"She almost lives in the garden, sir, this fine weather."
"Then I'll try my luck," said Herrick, shouldering his pack, which he had brought from no further than Lavendale Manor, where he had put on his pedlar's clothes and stained his complexion. He tramped along the avenue, struck off to the right hand before he reached the house, and made his way by a by-path to a little gate in a holly hedge, by which he entered the garden. All Squire Bosworth's old family plate was laid up in safe keeping at his goldsmith's, and the approaches to Fairmile Court were not over-jealously guarded. Herrick knew his way about the gardens. He had walked there last summer in the sweet sunset leisure of after dinner, when he and Lavendale were the Squire's honoured guests, Mr. Bosworth never suspecting that his lordship's companion could be his rival. He knew all Irene's favourite nooks and corners, and where to look for her.
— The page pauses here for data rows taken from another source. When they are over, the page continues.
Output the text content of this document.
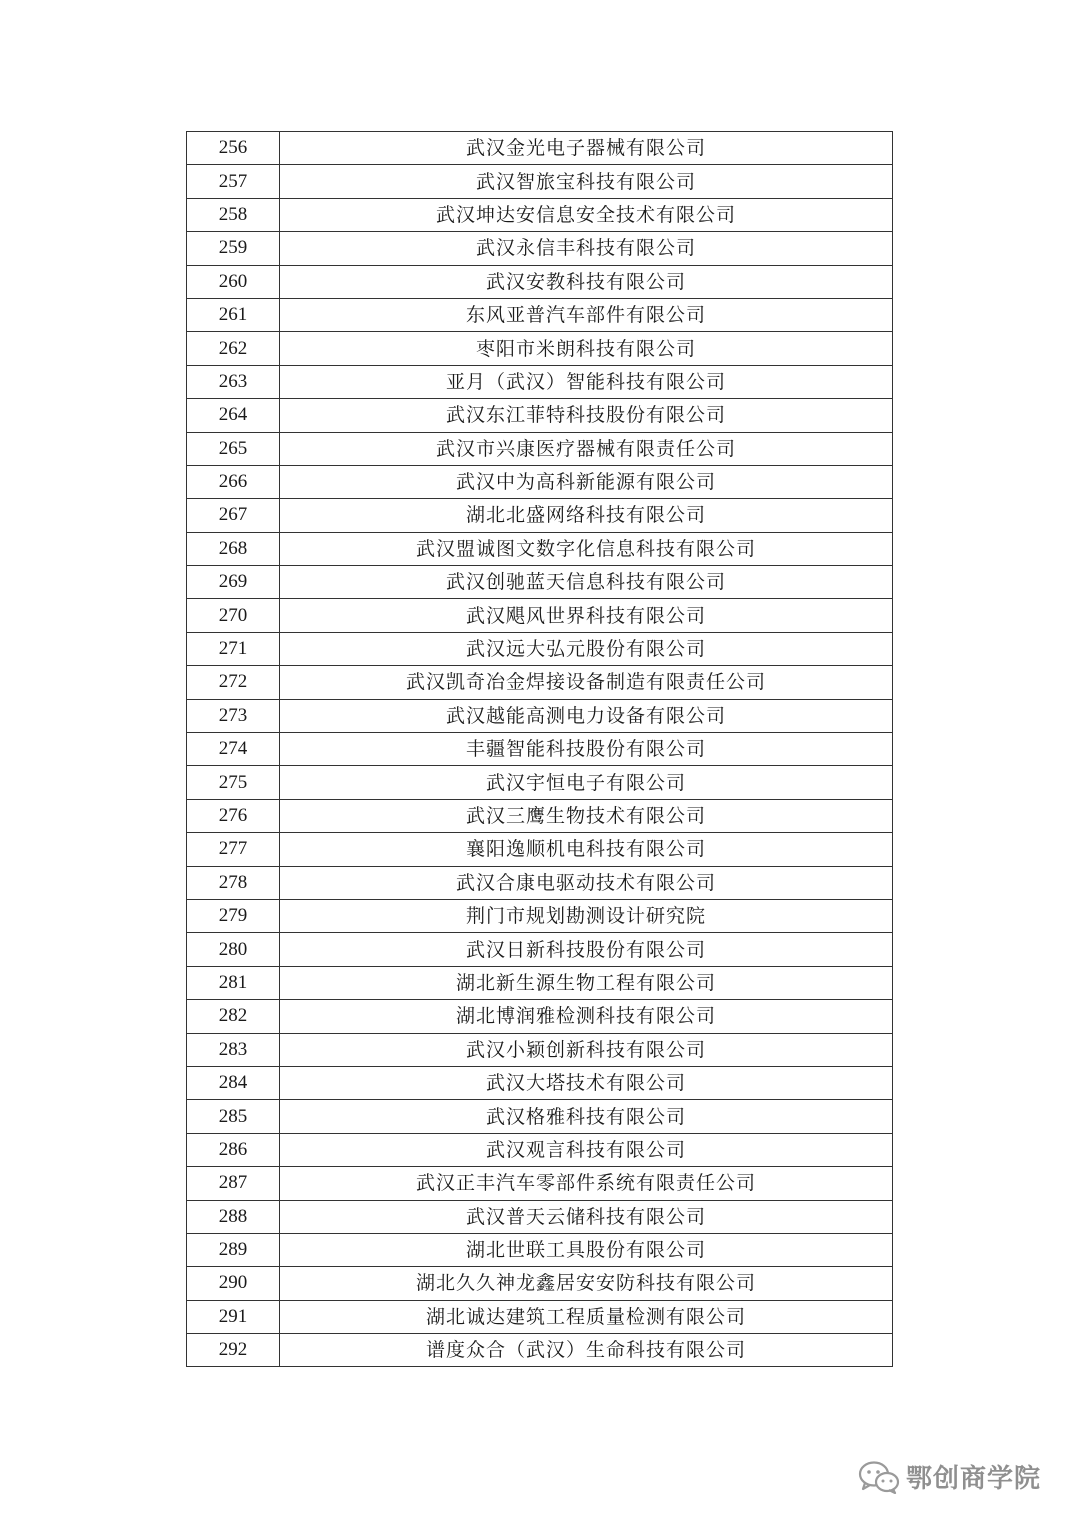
256	武汉金光电子器械有限公司
257	武汉智旅宝科技有限公司
258	武汉坤达安信息安全技术有限公司
259	武汉永信丰科技有限公司
260	武汉安教科技有限公司
261	东风亚普汽车部件有限公司
262	枣阳市米朗科技有限公司
263	亚月（武汉）智能科技有限公司
264	武汉东江菲特科技股份有限公司
265	武汉市兴康医疗器械有限责任公司
266	武汉中为高科新能源有限公司
267	湖北北盛网络科技有限公司
268	武汉盟诚图文数字化信息科技有限公司
269	武汉创驰蓝天信息科技有限公司
270	武汉飓风世界科技有限公司
271	武汉远大弘元股份有限公司
272	武汉凯奇冶金焊接设备制造有限责任公司
273	武汉越能高测电力设备有限公司
274	丰疆智能科技股份有限公司
275	武汉宇恒电子有限公司
276	武汉三鹰生物技术有限公司
277	襄阳逸顺机电科技有限公司
278	武汉合康电驱动技术有限公司
279	荆门市规划勘测设计研究院
280	武汉日新科技股份有限公司
281	湖北新生源生物工程有限公司
282	湖北博润雅检测科技有限公司
283	武汉小颖创新科技有限公司
284	武汉大塔技术有限公司
285	武汉格雅科技有限公司
286	武汉观言科技有限公司
287	武汉正丰汽车零部件系统有限责任公司
288	武汉普天云储科技有限公司
289	湖北世联工具股份有限公司
290	湖北久久神龙鑫居安安防科技有限公司
291	湖北诚达建筑工程质量检测有限公司
292	谱度众合（武汉）生命科技有限公司
鄂创商学院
He found her sitting under a cedar which Evelyn of Wootton had planted with his own hands, an enduring evidence of that accomplished gentleman's friendship for Squire Bosworth's grandfather. She was not alone, but, instead of her usual companion and governess, she had Mrs. Bridget, the nurse, who was sitting on a little wooden stool, knitting a stocking, while Irene sat on the grass close by, with an open book in her lap.
Now it happened that, next to Irene herself, Bridget, the nurse, was the person whom Herrick most ardently desired to see.
"Can I sell you a book, ladies?" he began in his feigned voice, standing a little way off, and opening his pack. "Here is Gulliver's Travels, the most wonderful book that was ever written, the book all the great folks in London were mad about last winter; and here is Robinson Crusoe, and The History of the Plague, and—"
But Irene had started, to her feet. Disguise his complexion, hide his eyes, alter his voice as he might, she knew him. She would have known him anywhere, and under even stranger conditions. The electricity of true love flashed from his soul to hers.
"Herrick!" she cried, "it is you!"
Mrs. Bridget also rose with a troubled air; but Irene laid a restraining hand upon her nurse's arm.
"You won't tell anybody, you'll let us talk to each other a little while?" she pleaded; and then in her most caressing manner, "you can hear all we say. I have no secrets from you, dear old Bridget."
"I'll warrant Mrs. Bridget would hardly swear so much on her side," said Herrick, with a lurking significance in his tone. "When people come to your nurse's age, Irene, they are apt to have a secret or two, be they ever so honest."